Por isso, na recente discussão da potencial reforma processual, em curso no Legislativo Federal, materializada pelo Projeto de Lei 2253/2022, voltado, entre outros temas, a extinguir a saída temporária de pessoas em privação de liberdade, chama atenção que a mensagem que mais tenha recebido destaque foi a que se deslocou entre os apoiadores ou detratores dessa proposta, buscando argumentos vários que justificassem seus pontos de vista.

No entanto, ficou totalmente secundarizado o debate que mais uma vez nos coloca a profundidade do racismo estrutural – tudo se passa como se, ao falar da população carcerária brasileira estivéssemos em um cenário abstrato, que desconsidera por completo o recorte racial das pessoas privadas de liberdade, e mesmo que de mulheres não se trata, quando lidamos com o sistema prisional.

Em outras palavras, consentir com a revogação da saída temporária é aceitar uma estratégia institucional que vai impactar direta e negativamente a população negra encarcerada, bem como os seus vínculos extramuros. É interditar um dos diálogos com as possibilidades de ressocialização.

A presença das mulheres negras no cárcere tem assistido a uma tendência ascendente. E, de forma indireta, ainda que não estejam no cárcere – sejam mães, filhas, avós, tias, companheiras –, estão sendo atravessadas pelo espaço prisional, pois assumem a liderança familiar para a manutenção dentro e fora da prisão. É a partir daí que podem ser desautorizadas, humilhadas e terem toleradas suas mortes cotidianas, seja pelo perecimento do corpo físico, seja pelas reiteradas violências simbólicas.

Ora, as saídas temporárias foram concebidas como um direito na Lei de Execuções Penais (LEP) – frise-se, não se trata de privilégio, posto que são condicionadas ao cumprimento de requisitos legais – voltado ao processo de retomada dos laços familiares e comunitários que permitiriam, justamente, a transição paulatina para o meio aberto. Cessando essa possibilidade, solidificam-se lugares sociais demarcados pela exclusão e que dificilmente conseguirão ser transpostos. E serão as mulheres negras as mais diretamente atingidas por essa medida.

No cenário dos Direitos Humanos, as Regras de Bangkok (2010) trazem previsões, no âmbito das Nações Unidas, em matéria de prevenção ao crime e justiça criminal para mulheres presas. É evidente a preocupação em viabilizar a reintegração social, levando em conta, inclusive, as necessidades específicas das mulheres presas.

É oportuno lembrar ainda que estamos também na expectativa de um plano de intervenção, contemplando a questão do encarceramento em massa, que foi objeto de debate no STF, ao reconhecer o estado de coisas inconstitucional quanto ao sistema prisional.

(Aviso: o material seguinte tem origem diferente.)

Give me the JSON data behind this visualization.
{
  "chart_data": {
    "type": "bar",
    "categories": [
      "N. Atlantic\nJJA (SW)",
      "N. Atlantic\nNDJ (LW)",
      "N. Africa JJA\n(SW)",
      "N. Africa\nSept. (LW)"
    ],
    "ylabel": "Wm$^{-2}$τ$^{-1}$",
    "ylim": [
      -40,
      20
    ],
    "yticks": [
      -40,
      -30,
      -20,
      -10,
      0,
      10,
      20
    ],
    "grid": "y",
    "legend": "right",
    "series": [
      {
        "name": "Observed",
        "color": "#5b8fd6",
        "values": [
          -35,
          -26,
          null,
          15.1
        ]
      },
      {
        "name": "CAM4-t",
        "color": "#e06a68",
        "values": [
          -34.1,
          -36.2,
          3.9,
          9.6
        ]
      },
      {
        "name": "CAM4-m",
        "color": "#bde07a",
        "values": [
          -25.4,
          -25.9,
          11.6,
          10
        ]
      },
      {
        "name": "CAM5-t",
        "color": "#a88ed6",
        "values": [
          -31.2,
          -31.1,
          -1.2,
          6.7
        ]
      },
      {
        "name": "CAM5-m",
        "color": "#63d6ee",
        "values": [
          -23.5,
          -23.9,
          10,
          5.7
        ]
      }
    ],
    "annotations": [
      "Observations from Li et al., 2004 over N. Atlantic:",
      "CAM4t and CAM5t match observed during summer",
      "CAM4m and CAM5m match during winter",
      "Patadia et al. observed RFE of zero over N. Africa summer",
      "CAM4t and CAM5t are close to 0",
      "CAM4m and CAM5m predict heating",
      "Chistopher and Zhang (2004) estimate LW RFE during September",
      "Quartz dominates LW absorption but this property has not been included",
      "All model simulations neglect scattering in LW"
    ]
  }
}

Temos aí, a olhos vistos, uma patente incoerência entre os poderes do Estado – de um lado o Judiciário, com um posicionamento que incentiva medidas de desencarceramento e, de outro, o Legislativo que, embora reconheça a superlotação e os impactos disso na ressocialização, desvirtua a função do instituto da saída temporária, colocando-a como empecilho ao combate à criminalidade.

A ideia de um Estado firme, implacável, que “faça justiça” sobretudo endurecendo a política criminal, vive em estado de latência. E ganha novo fôlego ao sabor de acontecimentos que ganham projeção – ora se concentra no cidadão, ora nos legisladores. A reatividade tem sido uma constante no campo da segurança pública, esvaziando-lhe, por vezes, o sentido de direito social fundamental.

Conspirar a favor da subordinação de direitos, em nome de uma suposta melhoria na eficiência estatal, é mais palatável quando a abstração toma conta. Nessa toada, sequer conseguimos alcançar a discussão da igualdade formal.

bell hooks foi direta e certeira nos convocando à ação, quando formulou que o feminismo é para todo mundo. Mas é ela também que assume que, para vivermos um mundo de possibilidades, não basta a revolução feminista – precisamos igualmente acabar com o racismo. Não aceitar a presença estrutural e institucional do racismo alimenta a sua continuidade. Insistir em apartar as intersecções de gênero e raça no sistema prisional recrudesce e naturaliza a vulnerabilização dos direitos das mulheres negras.